Wszystko po to, by – jak twierdzi prokuratura – za łapówki od leżajskiego przedsiębiorcy załatwiać mu kolejne interesy, m.in. posadę sędziego dla córki, czy przekwalifikowanie gruntów rolnych dla firmy, którą prowadził. Zbigniew N. jest też podejrzany o przyjęcie ok. 50 tys. od trzech innych osób.

W październiku 2017 r. katowicka prokuratura dołożyła Zbigniewowi N. trzy kolejne zarzuty: pomoc dwom kobietom w nielegalnym usunięciu ciąży oraz nakłonienie świadka do składania fałszywych zeznań. Była nim jedna z kobiet, która dokonała aborcji.   

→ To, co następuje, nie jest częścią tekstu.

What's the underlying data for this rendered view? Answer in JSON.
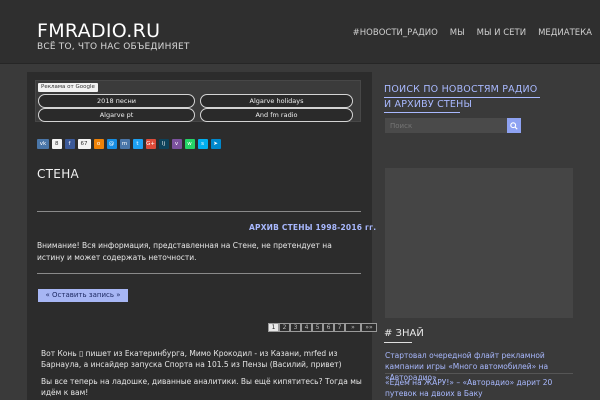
{
  "header": {
    "site_title": "FMRADIO.RU",
    "site_desc": "ВСЁ ТО, ЧТО НАС ОБЪЕДИНЯЕТ",
    "nav": [
      "#НОВОСТИ_РАДИО",
      "МЫ",
      "МЫ и СЕТИ",
      "МЕДИАТЕКА"
    ]
  },
  "ad": {
    "label": "Реклама от Google",
    "links": [
      "2018 песни",
      "Algarve holidays",
      "Algarve pt",
      "And fm radio"
    ]
  },
  "share": {
    "vk_count": "8",
    "fb_count": "67",
    "buttons": [
      "vk",
      "facebook",
      "odnoklassniki",
      "mail",
      "twitter",
      "google-plus",
      "livejournal",
      "viber",
      "whatsapp",
      "skype",
      "telegram"
    ],
    "colors": {
      "vk": "#4a76a8",
      "facebook": "#3b5998",
      "odnoklassniki": "#ee8208",
      "mail": "#168de2",
      "twitter": "#1da1f2",
      "google-plus": "#dd4b39",
      "livejournal": "#0d425a",
      "viber": "#7b519d",
      "whatsapp": "#25d366",
      "skype": "#00aff0",
      "telegram": "#0088cc"
    }
  },
  "page": {
    "title": "СТЕНА",
    "archive_link": "АРХИВ СТЕНЫ 1998-2016 гг.",
    "notice": "Внимание! Вся информация, представленная на Стене, не претендует на истину и может содержать неточности.",
    "post_button": "« Оставить запись »",
    "pager": [
      "1",
      "2",
      "3",
      "4",
      "5",
      "6",
      "7",
      "»",
      "»»"
    ],
    "messages": [
      "Вот Конь ▯ пишет из Екатеринбурга, Мимо Крокодил - из Казани, mrfed из Барнаула, а инсайдер запуска Спорта на 101.5 из Пензы (Василий, привет)",
      "Вы все теперь на ладошке, диванные аналитики. Вы ещё кипятитесь? Тогда мы идём к вам!"
    ]
  },
  "sidebar": {
    "search_title": "ПОИСК ПО НОВОСТЯМ РАДИО И АРХИВУ СТЕНЫ",
    "search_placeholder": "Поиск",
    "znai_title": "# ЗНАЙ",
    "news": [
      "Стартовал очередной флайт рекламной кампании игры «Много автомобилей» на «Авторадио»",
      "«Едем на ЖАРУ!» – «Авторадио» дарит 20 путевок на двоих в Баку"
    ]
  },
  "colors": {
    "accent": "#a9b9ff",
    "button": "#a7b6f4",
    "background": "#3a3a3a",
    "panel": "#2c2c2c"
  }
}
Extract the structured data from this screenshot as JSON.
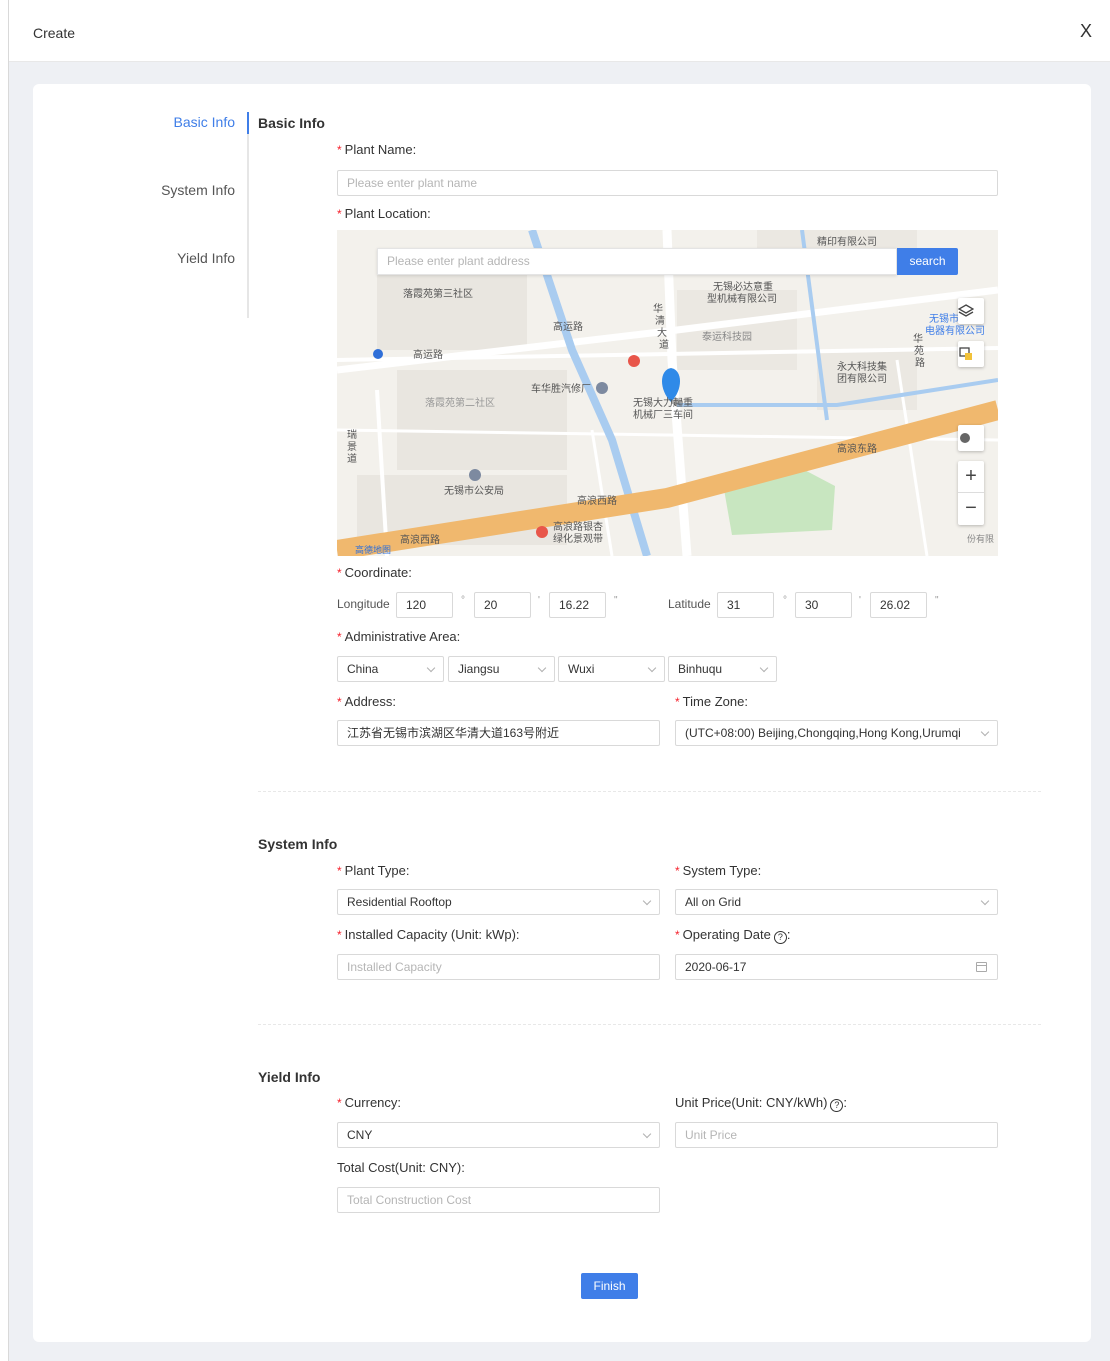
{
  "header": {
    "title": "Create",
    "close": "X"
  },
  "anchor": {
    "items": [
      "Basic Info",
      "System Info",
      "Yield Info"
    ]
  },
  "basic": {
    "title": "Basic Info",
    "plant_name_label": "Plant Name",
    "plant_name_placeholder": "Please enter plant name",
    "location_label": "Plant Location",
    "coordinate_label": "Coordinate",
    "longitude_label": "Longitude",
    "longitude": [
      "120",
      "20",
      "16.22"
    ],
    "latitude_label": "Latitude",
    "latitude": [
      "31",
      "30",
      "26.02"
    ],
    "deg_marks": [
      "°",
      "'",
      "\""
    ],
    "admin_label": "Administrative Area",
    "admin": [
      "China",
      "Jiangsu",
      "Wuxi",
      "Binhuqu"
    ],
    "address_label": "Address",
    "address": "江苏省无锡市滨湖区华清大道163号附近",
    "timezone_label": "Time Zone",
    "timezone": "(UTC+08:00) Beijing,Chongqing,Hong Kong,Urumqi"
  },
  "map": {
    "search_placeholder": "Please enter plant address",
    "search_button": "search",
    "labels": [
      "落霞苑第三社区",
      "高运路",
      "高运路",
      "落霞苑第二社区",
      "车华胜汽修厂",
      "无锡市公安局",
      "高浪西路",
      "高浪西路",
      "高浪路银杏",
      "绿化景观带",
      "高浪东路",
      "华",
      "清",
      "大",
      "道",
      "泰运科技园",
      "无锡必达意重",
      "型机械有限公司",
      "无锡市",
      "电器有限公司",
      "华",
      "苑",
      "路",
      "永大科技集",
      "团有限公司",
      "无锡大力起重",
      "机械厂三车间",
      "瑞",
      "景",
      "道",
      "精印有限公司",
      "高德地图",
      "份有限"
    ]
  },
  "system": {
    "title": "System Info",
    "plant_type_label": "Plant Type",
    "plant_type": "Residential Rooftop",
    "system_type_label": "System Type",
    "system_type": "All on Grid",
    "capacity_label": "Installed Capacity (Unit: kWp)",
    "capacity_placeholder": "Installed Capacity",
    "date_label": "Operating Date",
    "date": "2020-06-17"
  },
  "yield": {
    "title": "Yield Info",
    "currency_label": "Currency",
    "currency": "CNY",
    "unit_price_label": "Unit Price(Unit: CNY/kWh)",
    "unit_price_placeholder": "Unit Price",
    "total_cost_label": "Total Cost(Unit: CNY)",
    "total_cost_placeholder": "Total Construction Cost"
  },
  "finish_label": "Finish",
  "colors": {
    "primary": "#3f7ee8",
    "required": "#f5222d",
    "road_major": "#f0b86e",
    "water": "#a9ccf0",
    "park": "#c8e6c0"
  }
}
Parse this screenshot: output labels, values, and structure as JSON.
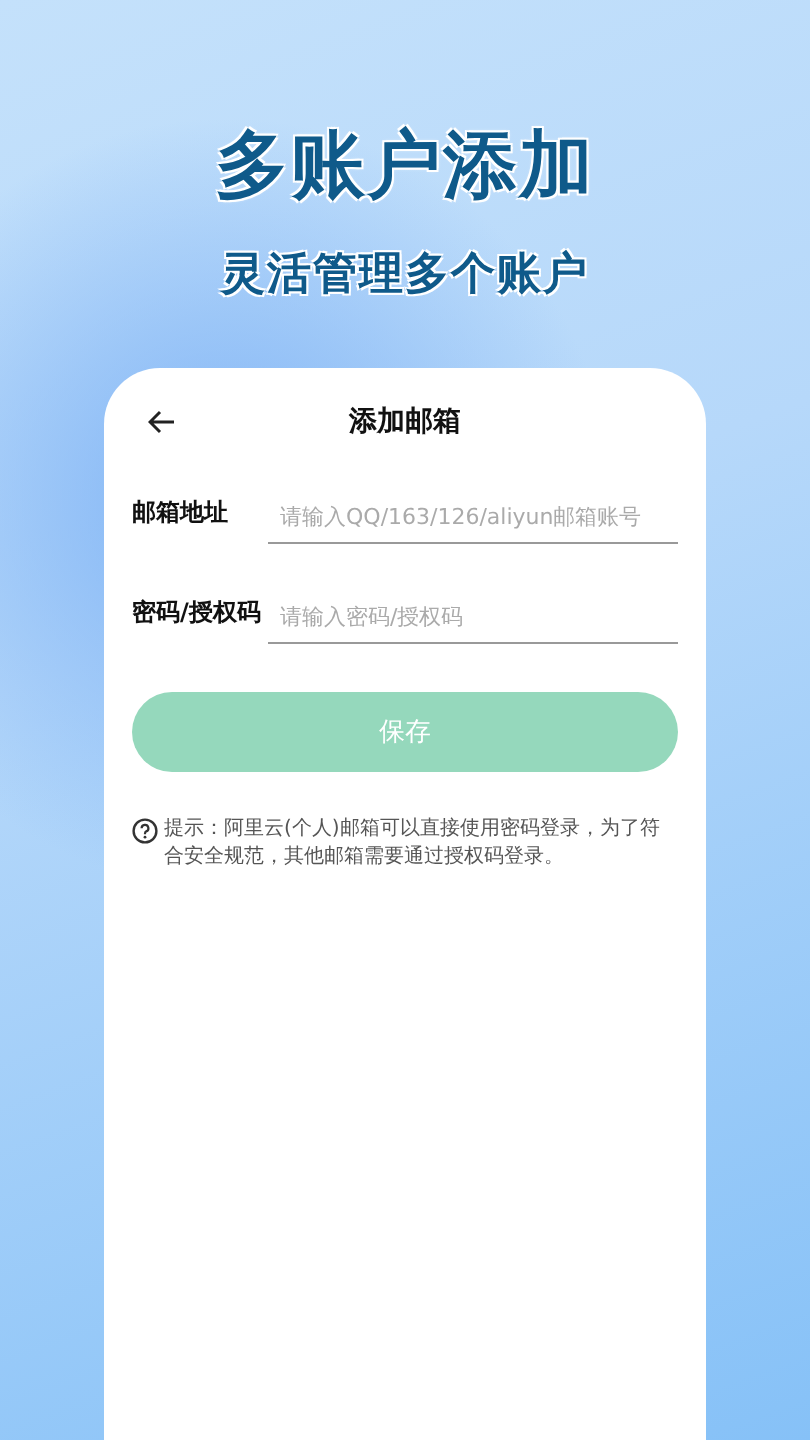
{
  "banner": {
    "title": "多账户添加",
    "subtitle": "灵活管理多个账户"
  },
  "screen": {
    "title": "添加邮箱",
    "fields": [
      {
        "label": "邮箱地址",
        "placeholder": "请输入QQ/163/126/aliyun邮箱账号"
      },
      {
        "label": "密码/授权码",
        "placeholder": "请输入密码/授权码"
      }
    ],
    "save_button": {
      "label": "保存",
      "disabled": true
    },
    "hint": "提示：阿里云(个人)邮箱可以直接使用密码登录，为了符合安全规范，其他邮箱需要通过授权码登录。"
  }
}
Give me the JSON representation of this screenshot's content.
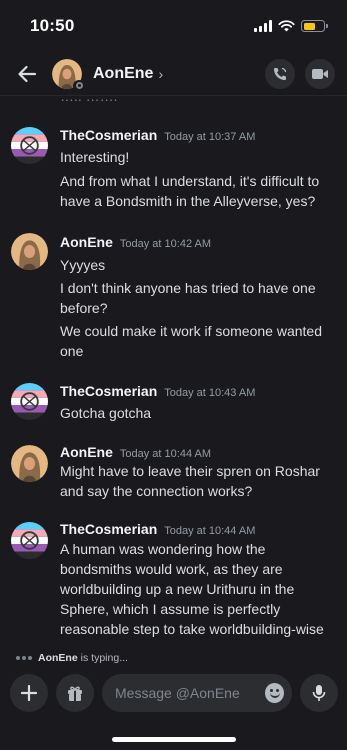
{
  "status_bar": {
    "time": "10:50"
  },
  "header": {
    "name": "AonEne",
    "chevron": "›"
  },
  "clipped_text": "….. …….",
  "messages": [
    {
      "author": "TheCosmerian",
      "time": "Today at 10:37 AM",
      "avatar": "flag-avatar",
      "lines": [
        "Interesting!",
        "And from what I understand, it's difficult to",
        "have a Bondsmith in the Alleyverse, yes?"
      ]
    },
    {
      "author": "AonEne",
      "time": "Today at 10:42 AM",
      "avatar": "portrait-avatar",
      "lines": [
        "Yyyyes",
        "I don't think anyone has tried to have one",
        "before?",
        "We could make it work if someone wanted",
        "one"
      ]
    },
    {
      "author": "TheCosmerian",
      "time": "Today at 10:43 AM",
      "avatar": "flag-avatar",
      "lines": [
        "Gotcha gotcha"
      ]
    },
    {
      "author": "AonEne",
      "time": "Today at 10:44 AM",
      "avatar": "portrait-avatar",
      "lines": [
        "Might have to leave their spren on Roshar",
        "and say the connection works?"
      ]
    },
    {
      "author": "TheCosmerian",
      "time": "Today at 10:44 AM",
      "avatar": "flag-avatar",
      "lines": [
        "A human was wondering how the",
        "bondsmiths would work, as they are",
        "worldbuilding up a new Urithuru in the",
        "Sphere, which I assume is perfectly",
        "reasonable step to take worldbuilding-wise"
      ]
    }
  ],
  "typing": {
    "user": "AonEne",
    "text": "is typing..."
  },
  "composer": {
    "placeholder": "Message @AonEne"
  },
  "colors": {
    "background": "#1a1a1e",
    "button": "#2b2d31",
    "battery": "#f5c518"
  }
}
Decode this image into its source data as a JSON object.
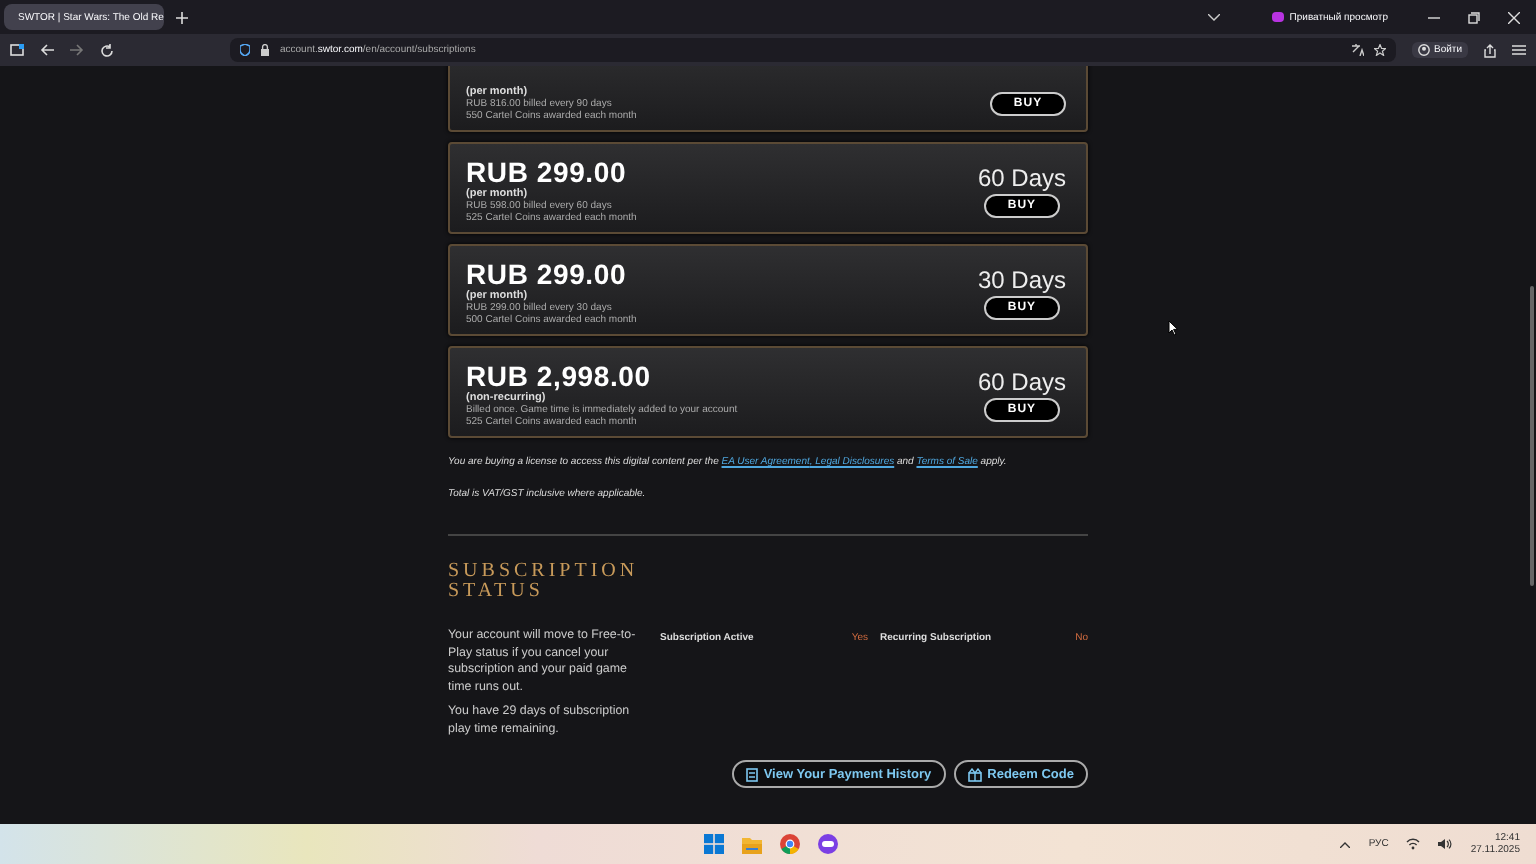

Na ławie oskarżonych, obok Zbigniewa N., zasiądzie jeszcze Andrzej W., który z dwoma innymi osobami wręczył N. ok. 49 tys. zł łapówki za załatwienie różnych spraw W. w Krajowym Rejestrze Sądowym, Drugim Mazowieckim Urzędzie Skarbowym w Warszawie oraz Prokuraturze Apelacyjnej w Warszawie. 

Zbigniewowi N. grozi do 15 lat więzienia. Jest on aktualnie prokuratorem w stanie spoczynku.